Thanatologi merupakan ilmu yang mempelajari hal-hal yang berkaitan dengan


kematian yaitu: definisi atau batasan mati, perubahan yang terjadi pada tubuh setelah terjadi
kematian dan faktor-faktor yang mempengaruhi perubahan tersebut.

Mati menurut ilmu kedokteran didefinisikan sebagai berhentinya fungsi sirkulai dan
respirasi secara permanen (mati klinis). Dengan adanya perkembangan teknologi ada alat
yang bisa menggantikan fungsi sirkulasi dan respirasi secara buatan. Oleh karena itu definisi
kematian berkembang menjadi kematian batang otak. Brain death is death. Mati adalah
kematian batang otak.

Waktu kematian

Faktor-faktor yang digunakan untuk memperkirakan saat terjadinya kematian adalah:

1. Livor mortis (lebam jenazah)

Livor mortis atau lebam mayat terjadi akibat pengendapan eritrosit sesudah kematian
akibat berentinya sirkulasi dan adanya gravitasi bumi . Eritrosit akan menempati bagian
terbawah badan dan terjadi pada bagian yang bebas dari tekanan. Muncul pada menit ke-30
sampai dengan 2 jam. Intensitas lebam jenazah meningkat dan menetap 8-12 jam.
Lebam jenazah normal berwarna merah keunguan. Tetapi pada keracunan sianaida (CN) dan
karbon monoksida (CO) akan berwarna merah cerah (cherry red).

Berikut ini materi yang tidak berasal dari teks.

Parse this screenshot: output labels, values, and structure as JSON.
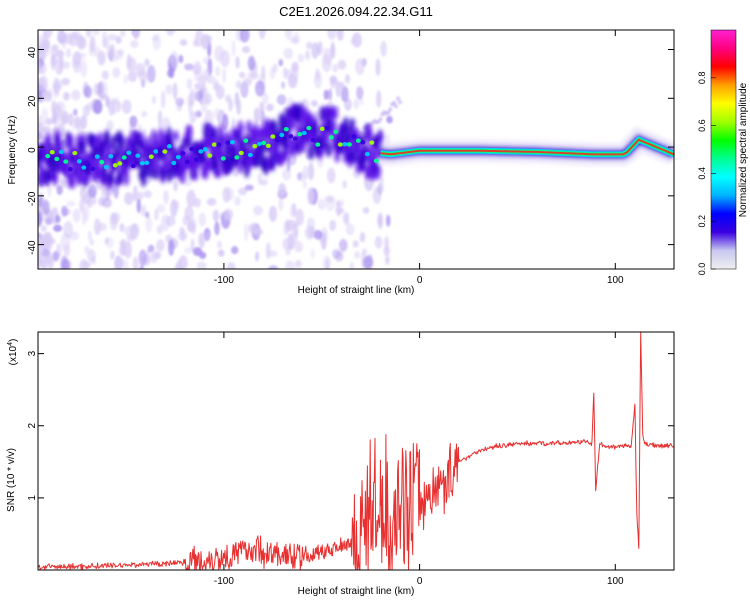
{
  "title": "C2E1.2026.094.22.34.G11",
  "chart_data": [
    {
      "type": "heatmap",
      "xlabel": "Height of straight line (km)",
      "ylabel": "Frequency (Hz)",
      "xlim": [
        -195,
        130
      ],
      "ylim": [
        -50,
        48
      ],
      "xticks": [
        -100,
        0,
        100
      ],
      "yticks": [
        -40,
        -20,
        0,
        20,
        40
      ],
      "colorbar": {
        "label": "Normalized spectral amplitude",
        "range": [
          0,
          1
        ],
        "ticks": [
          "0.0",
          "0.2",
          "0.4",
          "0.6",
          "0.8"
        ],
        "tick_values": [
          0.0,
          0.2,
          0.4,
          0.6,
          0.8
        ],
        "colors": [
          "#f0f0f0",
          "#c8c8f0",
          "#3a00e0",
          "#0000ff",
          "#00b4ff",
          "#00ffff",
          "#00ff90",
          "#00ff00",
          "#a0ff00",
          "#ffff00",
          "#ffa000",
          "#ff0000",
          "#ff0080",
          "#ff20d0"
        ]
      },
      "ridge": [
        {
          "x": -195,
          "f": -5
        },
        {
          "x": -170,
          "f": -6
        },
        {
          "x": -140,
          "f": -4
        },
        {
          "x": -110,
          "f": -2
        },
        {
          "x": -90,
          "f": -1
        },
        {
          "x": -75,
          "f": 1
        },
        {
          "x": -62,
          "f": 8
        },
        {
          "x": -55,
          "f": 4
        },
        {
          "x": -45,
          "f": 6
        },
        {
          "x": -35,
          "f": 2
        },
        {
          "x": -25,
          "f": -2
        },
        {
          "x": -15,
          "f": -3
        },
        {
          "x": 0,
          "f": -1.5
        },
        {
          "x": 30,
          "f": -1.5
        },
        {
          "x": 60,
          "f": -2
        },
        {
          "x": 90,
          "f": -3
        },
        {
          "x": 105,
          "f": -3
        },
        {
          "x": 112,
          "f": 3
        },
        {
          "x": 130,
          "f": -3
        }
      ]
    },
    {
      "type": "line",
      "xlabel": "Height of straight line (km)",
      "ylabel": "SNR (10 * v/v)",
      "scale_label": "(x10",
      "scale_exp": "4",
      "scale_close": ")",
      "xlim": [
        -195,
        130
      ],
      "ylim": [
        0,
        3.3
      ],
      "xticks": [
        -100,
        0,
        100
      ],
      "yticks": [
        1,
        2,
        3
      ],
      "color": "#e83030",
      "series": [
        {
          "name": "SNR",
          "x": [
            -195,
            -170,
            -150,
            -130,
            -110,
            -95,
            -85,
            -75,
            -65,
            -55,
            -45,
            -35,
            -30,
            -25,
            -20,
            -15,
            -10,
            -5,
            0,
            5,
            10,
            15,
            20,
            30,
            40,
            50,
            60,
            70,
            80,
            85,
            88,
            89,
            90,
            92,
            95,
            100,
            105,
            108,
            110,
            111,
            112,
            113,
            114,
            115,
            120,
            130
          ],
          "y": [
            0.04,
            0.05,
            0.07,
            0.09,
            0.13,
            0.22,
            0.3,
            0.22,
            0.18,
            0.2,
            0.3,
            0.4,
            0.55,
            0.8,
            0.9,
            0.75,
            0.9,
            0.95,
            0.95,
            1.05,
            1.15,
            1.3,
            1.5,
            1.65,
            1.72,
            1.75,
            1.76,
            1.76,
            1.77,
            1.78,
            1.76,
            2.45,
            1.1,
            1.75,
            1.7,
            1.7,
            1.72,
            1.7,
            2.3,
            0.8,
            0.3,
            3.3,
            1.9,
            1.75,
            1.73,
            1.72
          ]
        }
      ],
      "noise": [
        {
          "x0": -195,
          "x1": -120,
          "amp": 0.05
        },
        {
          "x0": -120,
          "x1": -60,
          "amp": 0.25
        },
        {
          "x0": -60,
          "x1": -35,
          "amp": 0.15
        },
        {
          "x0": -35,
          "x1": 0,
          "amp": 1.1
        },
        {
          "x0": 0,
          "x1": 20,
          "amp": 0.5
        },
        {
          "x0": 20,
          "x1": 130,
          "amp": 0.04
        }
      ]
    }
  ]
}
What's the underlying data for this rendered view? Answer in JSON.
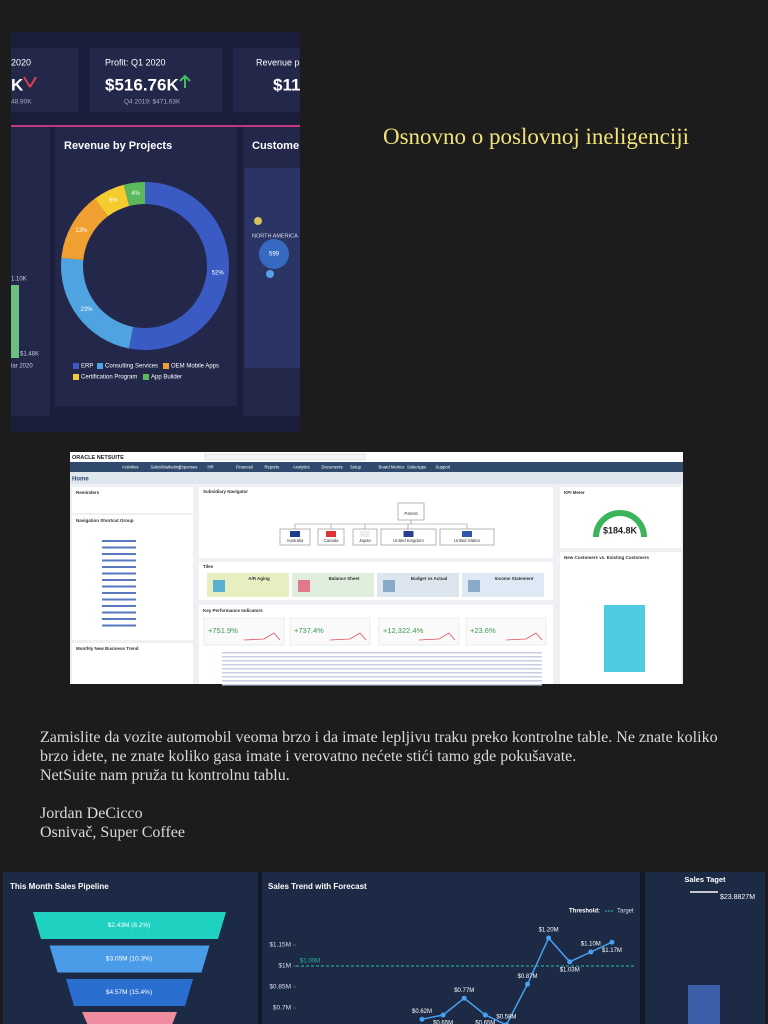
{
  "title": "Osnovno o poslovnoj ineligenciji",
  "quote": {
    "paragraphs": [
      "Zamislite da vozite automobil veoma brzo i da imate lepljivu traku preko kontrolne table. Ne znate koliko brzo idete, ne znate koliko gasa imate i verovatno nećete stići tamo gde pokušavate.",
      "NetSuite nam pruža tu kontrolnu tablu."
    ],
    "author": "Jordan DeCicco",
    "role": "Osnivač, Super Coffee"
  },
  "dashboard1": {
    "cards": [
      {
        "title": "2020",
        "value": "K",
        "note": "48.90K"
      },
      {
        "title": "Profit: Q1 2020",
        "value": "$516.76K",
        "note": "Q4 2019: $471.63K"
      },
      {
        "title": "Revenue p",
        "value": "$11"
      }
    ],
    "side": [
      "1.10K",
      "$1.48K",
      "lar 2020"
    ],
    "map": {
      "title": "Custome",
      "region": "NORTH AMERICA",
      "count": "599"
    }
  },
  "netsuite": {
    "brand": "ORACLE NETSUITE",
    "nav": [
      "Activities",
      "Sales/Marketing",
      "Expenses",
      "HR",
      "Financial",
      "Reports",
      "Analytics",
      "Documents",
      "Setup",
      "Board Metrics",
      "SuiteApps",
      "Support"
    ],
    "page": "Home",
    "left": [
      "Reminders",
      "Navigation Shortcut Group",
      "Monthly New Business Trend"
    ],
    "subsidiary": {
      "title": "Subsidiary Navigator",
      "parent": "Parent",
      "children": [
        "Australia",
        "Canada",
        "Japan",
        "United Kingdom",
        "United States"
      ]
    },
    "tiles": {
      "title": "Tiles",
      "items": [
        "A/R Aging",
        "Balance Sheet",
        "Budget vs Actual",
        "Income Statement"
      ]
    },
    "kpi": {
      "title": "Key Performance Indicators",
      "items": [
        "+751.9%",
        "+737.4%",
        "+12,322.4%",
        "+23.6%"
      ]
    },
    "meter": {
      "title": "KPI Meter",
      "value": "$184.8K"
    },
    "customers": {
      "title": "New Customers vs. Existing Customers"
    }
  },
  "chart_data": [
    {
      "type": "pie",
      "title": "Revenue by Projects",
      "categories": [
        "ERP",
        "Consulting Services",
        "OEM Mobile Apps",
        "Certification Program",
        "App Builder"
      ],
      "values": [
        52,
        23,
        13,
        6,
        4
      ],
      "value_labels": [
        "52%",
        "23%",
        "13%",
        "6%",
        "4%"
      ],
      "colors": [
        "#3b5bc4",
        "#4fa3e0",
        "#f0a030",
        "#f5cc30",
        "#5cb85c"
      ]
    },
    {
      "type": "funnel",
      "title": "This Month Sales Pipeline",
      "values": [
        2.43,
        3.05,
        4.57
      ],
      "value_labels": [
        "$2.43M (8.2%)",
        "$3.05M (10.3%)",
        "$4.57M (15.4%)"
      ],
      "colors": [
        "#1fd1c1",
        "#4a9be8",
        "#2a6fd0"
      ]
    },
    {
      "type": "line",
      "title": "Sales Trend with Forecast",
      "color": "#4aa0f0",
      "values": [
        0.62,
        0.65,
        0.77,
        0.65,
        0.58,
        0.87,
        1.2,
        1.03,
        1.1,
        1.17
      ],
      "value_labels": [
        "$0.62M",
        "$0.65M",
        "$0.77M",
        "$0.65M",
        "$0.58M",
        "$0.87M",
        "$1.20M",
        "$1.03M",
        "$1.10M",
        "$1.17M"
      ],
      "ylim": [
        0.55,
        1.45
      ],
      "yticks": [
        {
          "value": 1.15,
          "label": "$1.15M"
        },
        {
          "value": 1,
          "label": "$1M"
        },
        {
          "value": 0.85,
          "label": "$0.85M"
        },
        {
          "value": 0.7,
          "label": "$0.7M"
        }
      ],
      "threshold": {
        "value": 1,
        "label": "$1.00M"
      },
      "legend_title": "Threshold:",
      "legend_name": "Target"
    }
  ],
  "sales_target": {
    "title": "Sales Taget",
    "value": "$23.8827M"
  }
}
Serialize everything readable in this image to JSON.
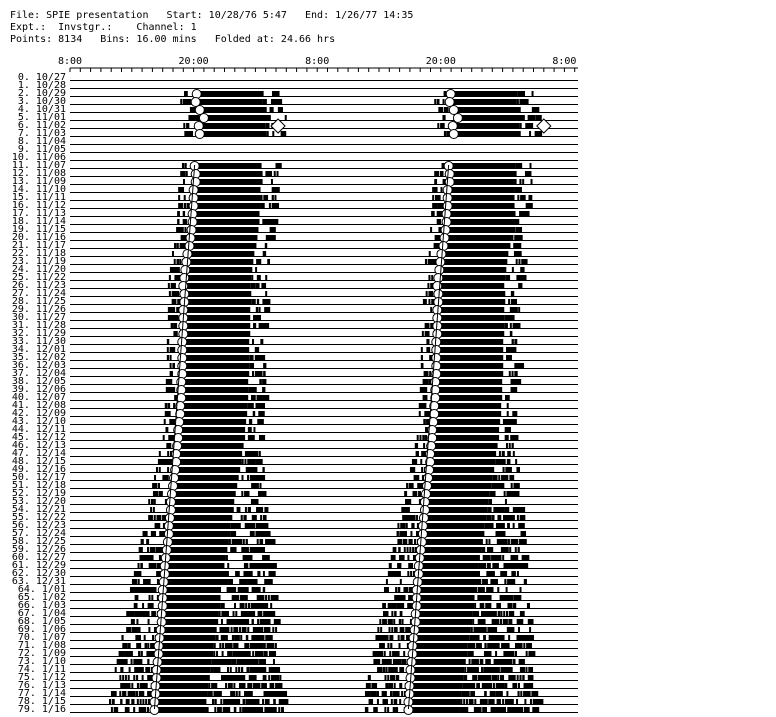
{
  "header": {
    "line1": "File: SPIE presentation   Start: 10/28/76 5:47   End: 1/26/77 14:35",
    "line2": "Expt.:  Invstgr.:    Channel: 1",
    "line3": "Points: 8134   Bins: 16.00 mins   Folded at: 24.66 hrs"
  },
  "chart_data": {
    "type": "actogram",
    "x_tick_labels": [
      "8:00",
      "20:00",
      "8:00",
      "20:00",
      "8:00"
    ],
    "x_range_hours": [
      8,
      57.32
    ],
    "period_hours": 24.66,
    "bin_minutes": 16,
    "row_labels": [
      "0. 10/27",
      "1. 10/28",
      "2. 10/29",
      "3. 10/30",
      "4. 10/31",
      "5. 11/01",
      "6. 11/02",
      "7. 11/03",
      "8. 11/04",
      "9. 11/05",
      "10. 11/06",
      "11. 11/07",
      "12. 11/08",
      "13. 11/09",
      "14. 11/10",
      "15. 11/11",
      "16. 11/12",
      "17. 11/13",
      "18. 11/14",
      "19. 11/15",
      "20. 11/16",
      "21. 11/17",
      "22. 11/18",
      "23. 11/19",
      "24. 11/20",
      "25. 11/22",
      "26. 11/23",
      "27. 11/24",
      "28. 11/25",
      "29. 11/26",
      "30. 11/27",
      "31. 11/28",
      "32. 11/29",
      "33. 11/30",
      "34. 12/01",
      "35. 12/02",
      "36. 12/03",
      "37. 12/04",
      "38. 12/05",
      "39. 12/06",
      "40. 12/07",
      "41. 12/08",
      "42. 12/09",
      "43. 12/10",
      "44. 12/11",
      "45. 12/12",
      "46. 12/13",
      "47. 12/14",
      "48. 12/15",
      "49. 12/16",
      "50. 12/17",
      "51. 12/18",
      "52. 12/19",
      "53. 12/20",
      "54. 12/21",
      "55. 12/22",
      "56. 12/23",
      "57. 12/24",
      "58. 12/25",
      "59. 12/26",
      "60. 12/27",
      "61. 12/29",
      "62. 12/30",
      "63. 12/31",
      "64. 1/01",
      "65. 1/02",
      "66. 1/03",
      "67. 1/04",
      "68. 1/05",
      "69. 1/06",
      "70. 1/07",
      "71. 1/08",
      "72. 1/09",
      "73. 1/10",
      "74. 1/11",
      "75. 1/12",
      "76. 1/13",
      "77. 1/14",
      "78. 1/15",
      "79. 1/16"
    ],
    "activity_onset_hours_first_cycle": [
      null,
      null,
      20.3,
      20.2,
      20.6,
      21.0,
      20.5,
      20.6,
      null,
      null,
      null,
      20.1,
      20.2,
      20.2,
      20.0,
      20.0,
      20.0,
      19.9,
      19.9,
      19.8,
      19.7,
      19.6,
      19.4,
      19.3,
      19.2,
      19.1,
      19.0,
      19.1,
      19.1,
      19.0,
      19.0,
      19.0,
      19.0,
      18.9,
      18.9,
      18.9,
      18.9,
      18.9,
      18.8,
      18.8,
      18.8,
      18.7,
      18.7,
      18.6,
      18.5,
      18.5,
      18.4,
      18.3,
      18.3,
      18.2,
      18.1,
      18.0,
      17.9,
      17.8,
      17.8,
      17.7,
      17.6,
      17.6,
      17.5,
      17.4,
      17.3,
      17.2,
      17.2,
      17.1,
      17.0,
      17.0,
      17.0,
      16.9,
      16.9,
      16.8,
      16.7,
      16.6,
      16.6,
      16.5,
      16.4,
      16.4,
      16.3,
      16.3,
      16.2,
      16.2
    ],
    "markers": {
      "circle": "activity onset",
      "diamond": "event marker"
    },
    "grid": false
  }
}
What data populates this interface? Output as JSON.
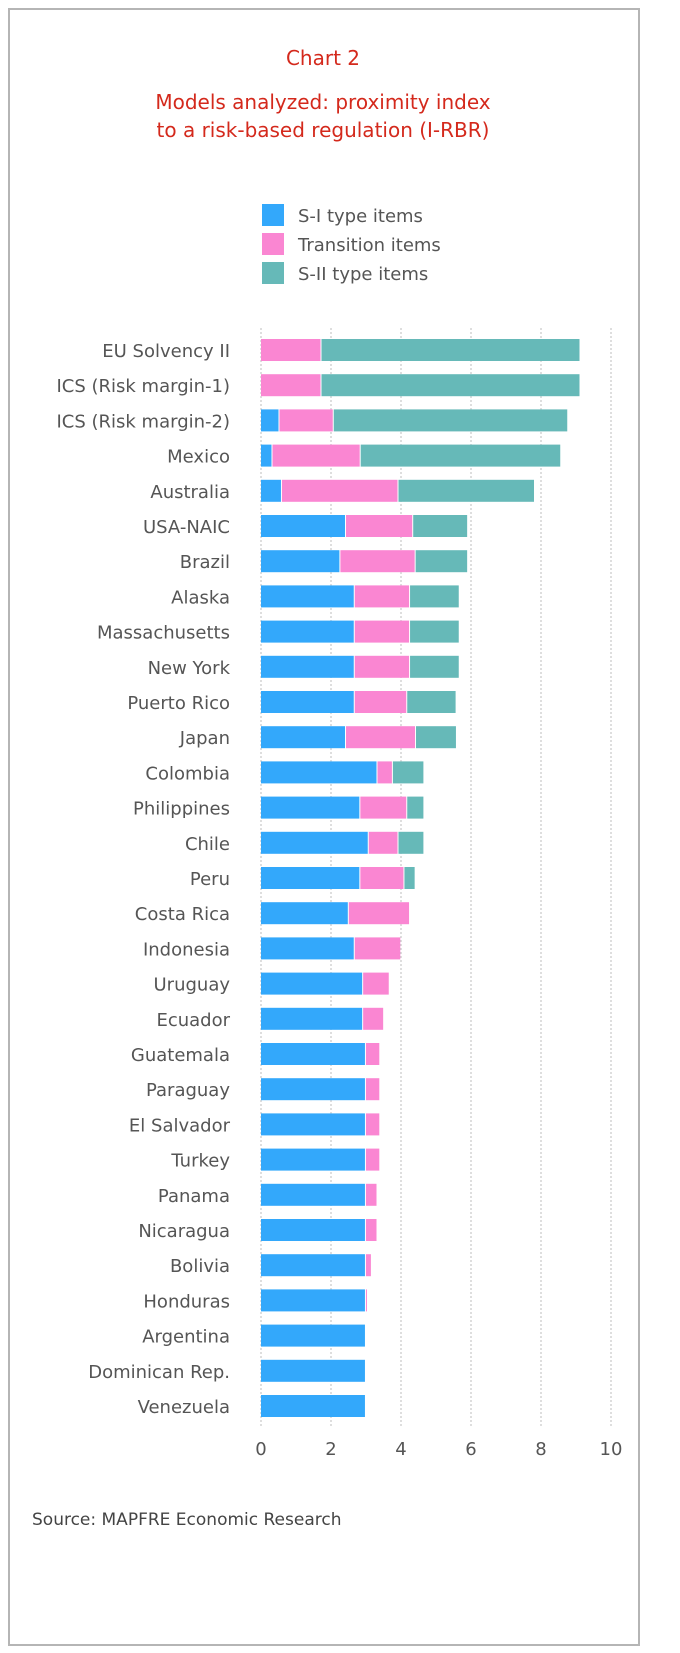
{
  "chart_data": {
    "type": "bar",
    "orientation": "horizontal",
    "stacked": true,
    "label": "Chart 2",
    "title": "Models analyzed: proximity index to a risk-based regulation (I-RBR)",
    "title_lines": [
      "Models analyzed: proximity index",
      "to a risk-based regulation (I-RBR)"
    ],
    "xlim": [
      0,
      10
    ],
    "xticks": [
      0,
      2,
      4,
      6,
      8,
      10
    ],
    "grid": true,
    "legend_position": "top",
    "categories": [
      "EU Solvency II",
      "ICS (Risk margin-1)",
      "ICS (Risk margin-2)",
      "Mexico",
      "Australia",
      "USA-NAIC",
      "Brazil",
      "Alaska",
      "Massachusetts",
      "New York",
      "Puerto Rico",
      "Japan",
      "Colombia",
      "Philippines",
      "Chile",
      "Peru",
      "Costa Rica",
      "Indonesia",
      "Uruguay",
      "Ecuador",
      "Guatemala",
      "Paraguay",
      "El Salvador",
      "Turkey",
      "Panama",
      "Nicaragua",
      "Bolivia",
      "Honduras",
      "Argentina",
      "Dominican Rep.",
      "Venezuela"
    ],
    "series": [
      {
        "name": "S-I type items",
        "color": "#33a8fb",
        "values": [
          0,
          0,
          0.5,
          0.3,
          0.57,
          2.4,
          2.24,
          2.65,
          2.65,
          2.65,
          2.65,
          2.4,
          3.3,
          2.81,
          3.05,
          2.81,
          2.48,
          2.65,
          2.89,
          2.89,
          2.97,
          2.97,
          2.97,
          2.97,
          2.97,
          2.97,
          2.97,
          2.97,
          2.97,
          2.97,
          2.97
        ]
      },
      {
        "name": "Transition items",
        "color": "#fa86d2",
        "values": [
          1.7,
          1.7,
          1.55,
          2.52,
          3.33,
          1.92,
          2.15,
          1.58,
          1.58,
          1.58,
          1.5,
          2.0,
          0.44,
          1.34,
          0.85,
          1.26,
          1.75,
          1.33,
          0.76,
          0.6,
          0.41,
          0.41,
          0.41,
          0.41,
          0.33,
          0.33,
          0.17,
          0.05,
          0,
          0,
          0
        ]
      },
      {
        "name": "S-II type items",
        "color": "#66b9b8",
        "values": [
          7.4,
          7.4,
          6.7,
          5.73,
          3.9,
          1.57,
          1.5,
          1.42,
          1.42,
          1.42,
          1.41,
          1.17,
          0.9,
          0.49,
          0.74,
          0.32,
          0,
          0,
          0,
          0,
          0,
          0,
          0,
          0,
          0,
          0,
          0,
          0,
          0,
          0,
          0
        ]
      }
    ],
    "source": "Source: MAPFRE Economic Research"
  }
}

2. Rigor mortis (kaku jenazah)


Rigor mortis atau kaku jenazah terjadi akibat hilangnya ATP. ATP digunakan untuk
memisahkan ikatan aktin dan myosin sehingga terjadi relaksasi otot. Namun karena pada saat
kematian terjadi penurunan cadangan ATP maka ikatan antara aktin dan myosin akan
menetap (menggumpal) dan terjadilah kekakuan jenazah. Rigor mortis akan mulai muncul 2
jam postmortem semakin bertambah hingga mencapai maksimal pada 12 jam postmortem.
Kemudian setelah itu akan berangsur-angsur menghilang sesuai dengan kemunculannya.
Pada 12 jam setelah kekakuan maksimal (24 jam postmortem) kaku jenazah sudah tidak ada
lagi. Faktor-faktor yang mempengaruhi terjadinya kaku jenazah adalah suhu tubuh, volume
otot dan suhu lingkungan. Makin tinggi suhu tubuh makin cepat terjadi kaku jenazah. Rigor
mortis diperiksa dengan cara menggerakkan sendi fleksi dan antefleksi pada seluruh
persendian tubuh.

Hal-hal yang perlu dibedakan dengan rigor mortis atau kaku jenazah adalah:

8
1. Cadaveric Spasmus, yaitu kekakuan otot yang terjadi pada saat kematian dan menetap
sesudah kematian akibat hilangnya ATP lokal saat mati karena kelelahan atau emosi yang
hebat sesaat sebelum mati.

2. Heat stiffening, yaitu kekakuan otot akibat koagulasi protein karena panas sehingga
serabut otot memendek dan terjadi flexi sendi. Misalnya pada mayat yang tersimpan
dalam ruangan dengan pemanas ruangan dalam waktu yang lama.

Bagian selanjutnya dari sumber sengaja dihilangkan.